オペラ対訳のコメントでは、皇妃が主人公であると書いたのですが、じゃあ他の人は?というと、やはり「バラクの妻」が大事でしょう。
というか、ほっとくと、こっちが主人公になってしまいそうです。これは、ニルソンが当たり役なのか、Youtubeを見てると、しょっちゅうニルソンが出てきます。その中で、一番私がいいと思うのは、これですね。
http://www.youtube.com/watch?v=ngJ3xEw-6J0&feature=related
ストックホルムの演出とありますが、演出もいいですねえ。人造美少年(?)が面白い。一回倒れるので手を差し出すと、ムクッと起き上がって、ギャーとなります。これは、実はまったくト書き通りなのですが、ト書き通りでも色々バリエーションがありますから、こういうのはト書き通りがいいと思う今日この頃です。
今回、ゲッツ・フリードリヒ演出ウィーン国立歌劇場のDVDを買ったのですが、このシーンに関しては、美少年じゃなくて「おじさん」なんですよね・・・。そこは、どうもピンときません。この後の伏線になってるので、話がよくわからなくなってしまいます。

ラクは、自分の兄弟ばかりか隣人の子供の面倒まで見る信心深い「チョーいい人」なのですが、そういう「世間的にいい人」が妻にとって、いい夫か?というのは、必ずしもそうでない所があります。「私を犠牲にして、いいカッコしないでちょうだい」と思うというのは、一般論としては良く分かるような気がします。最後の場面も貼ってみます。
http://www.youtube.com/watch?v=lOraQt705FY
そんなわけで、最終場面では、奥さんはマジで頭に来て「いつものん気にしてんじゃねえよ」(意訳)とか歌い出し、「あんたの留守の間、あたしは別の男と遊んでたのよ」「あたしは母性を捨てたのよ」とウソを言います。
こういう夫婦喧嘩の展開というのは、いかにもありそうですが、この「ウソをつく」という点で、バラクの妻がバラクを本質的には嫌いではないことがわかるような気がします。
ラクのほうは、ここで初めて「このやろ」となるのですが、いつも穏やかな人だけに、この逆上ぶりは妻にとって意外らしく、それがいい結果をもたらします。

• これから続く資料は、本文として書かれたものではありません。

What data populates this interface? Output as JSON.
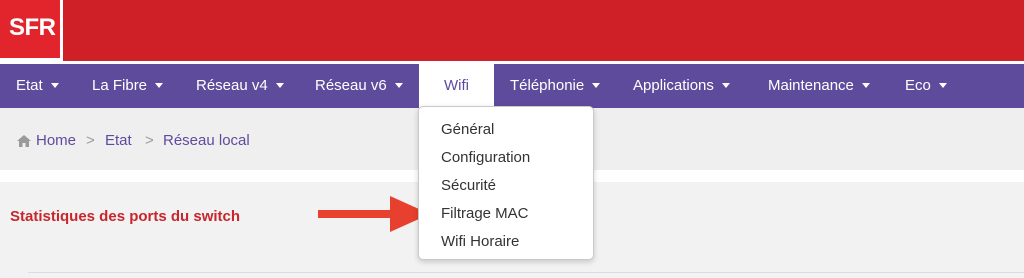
{
  "brand": {
    "logo_text": "SFR"
  },
  "colors": {
    "header_red": "#cf2027",
    "nav_purple": "#5f4b9c",
    "title_red": "#c8262d",
    "arrow_red": "#e8402f"
  },
  "nav": {
    "items": [
      {
        "label": "Etat",
        "has_caret": true
      },
      {
        "label": "La Fibre",
        "has_caret": true
      },
      {
        "label": "Réseau v4",
        "has_caret": true
      },
      {
        "label": "Réseau v6",
        "has_caret": true
      },
      {
        "label": "Wifi",
        "has_caret": false,
        "active": true
      },
      {
        "label": "Téléphonie",
        "has_caret": true
      },
      {
        "label": "Applications",
        "has_caret": true
      },
      {
        "label": "Maintenance",
        "has_caret": true
      },
      {
        "label": "Eco",
        "has_caret": true
      }
    ]
  },
  "dropdown": {
    "items": [
      "Général",
      "Configuration",
      "Sécurité",
      "Filtrage MAC",
      "Wifi Horaire"
    ]
  },
  "breadcrumb": {
    "icon": "home-icon",
    "items": [
      "Home",
      "Etat",
      "Réseau local"
    ],
    "separator": ">"
  },
  "section": {
    "title": "Statistiques des ports du switch"
  },
  "annotation": {
    "icon": "red-arrow-right-icon"
  }
}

「・・・次第に彼女の姿は物凄い変化をしていき、死人のように蒼ざめてはいるが、浄化された面持ちとなる。かつてしたことのないような表情で、バラクと、バラクの振り上げた死の剣に身を差し出し・・・」とあるので、ここも本当はぜひともト書き通りに「物凄い変化」を見せてほしいところですね。

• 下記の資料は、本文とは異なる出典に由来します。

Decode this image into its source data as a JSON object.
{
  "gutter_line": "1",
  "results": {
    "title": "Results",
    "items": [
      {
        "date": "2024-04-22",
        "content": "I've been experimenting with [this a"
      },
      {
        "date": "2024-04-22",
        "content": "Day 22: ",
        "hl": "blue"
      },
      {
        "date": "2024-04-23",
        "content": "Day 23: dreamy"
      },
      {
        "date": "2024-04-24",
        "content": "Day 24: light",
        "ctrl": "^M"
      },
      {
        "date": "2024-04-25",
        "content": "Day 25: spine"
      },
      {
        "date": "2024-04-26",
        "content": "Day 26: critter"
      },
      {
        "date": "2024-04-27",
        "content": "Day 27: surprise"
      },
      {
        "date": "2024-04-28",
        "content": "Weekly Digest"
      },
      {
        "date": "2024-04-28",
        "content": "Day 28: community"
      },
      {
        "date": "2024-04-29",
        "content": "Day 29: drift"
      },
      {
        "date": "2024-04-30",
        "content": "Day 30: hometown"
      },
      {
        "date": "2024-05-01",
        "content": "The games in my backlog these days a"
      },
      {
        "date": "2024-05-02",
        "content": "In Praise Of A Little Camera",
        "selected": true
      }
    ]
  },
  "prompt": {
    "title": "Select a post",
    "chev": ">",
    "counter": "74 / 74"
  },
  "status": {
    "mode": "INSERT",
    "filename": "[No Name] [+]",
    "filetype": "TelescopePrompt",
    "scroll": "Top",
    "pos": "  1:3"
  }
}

この段階で、この二人の関係はハッピーエンドが確定です。問題は、皇妃です。皇妃がこの場面をずっと見ているということが、オペラ全体の展開としては重要なんだと思います。そのことを観客に意識させるべきでしょう。「愛が欠如している自分たち(皇帝と皇妃)は、実はこの人たちよりも劣っている」ということを痛切に意識するということですね。
だから、第2幕の幕切れで、全員が沈んでいく中で、皇妃と乳母だけが高いところに登って行くという指定になっているのは、工夫次第では、上記のことを表現するのにおあつらえ向きかも知れません。
ところで、さっき貼った動画は、そんなに悪くないと思うんですが、バラクが剣を振り上げた時、バラクの妻がバラクのほうを向いていないのが気になります。要はオペラだからなんですが、それならバラクが前(または横)に来ればいいのになと思いますね。
その点、さっきのゲッツ・フリードリヒは、ここはさすがしっかりしてますね。あと、皇妃の歌のところで、きちんと皇妃を映しているのもマルです。
http://www.youtube.com/watch?v=BfP1QOsIwx4&feature=related
私の解釈だと、幕切れで、さらに皇妃をもう一度浮かび上がらせると、話がわかりやすくなるような感じがします。そういう演出無いのかな?
でも、そもそも、皇妃をフィーチャーした動画は、バラクの妻に比べると少ないですね。やっぱり、皇妃をどう位置づけるかが難しいような気がします。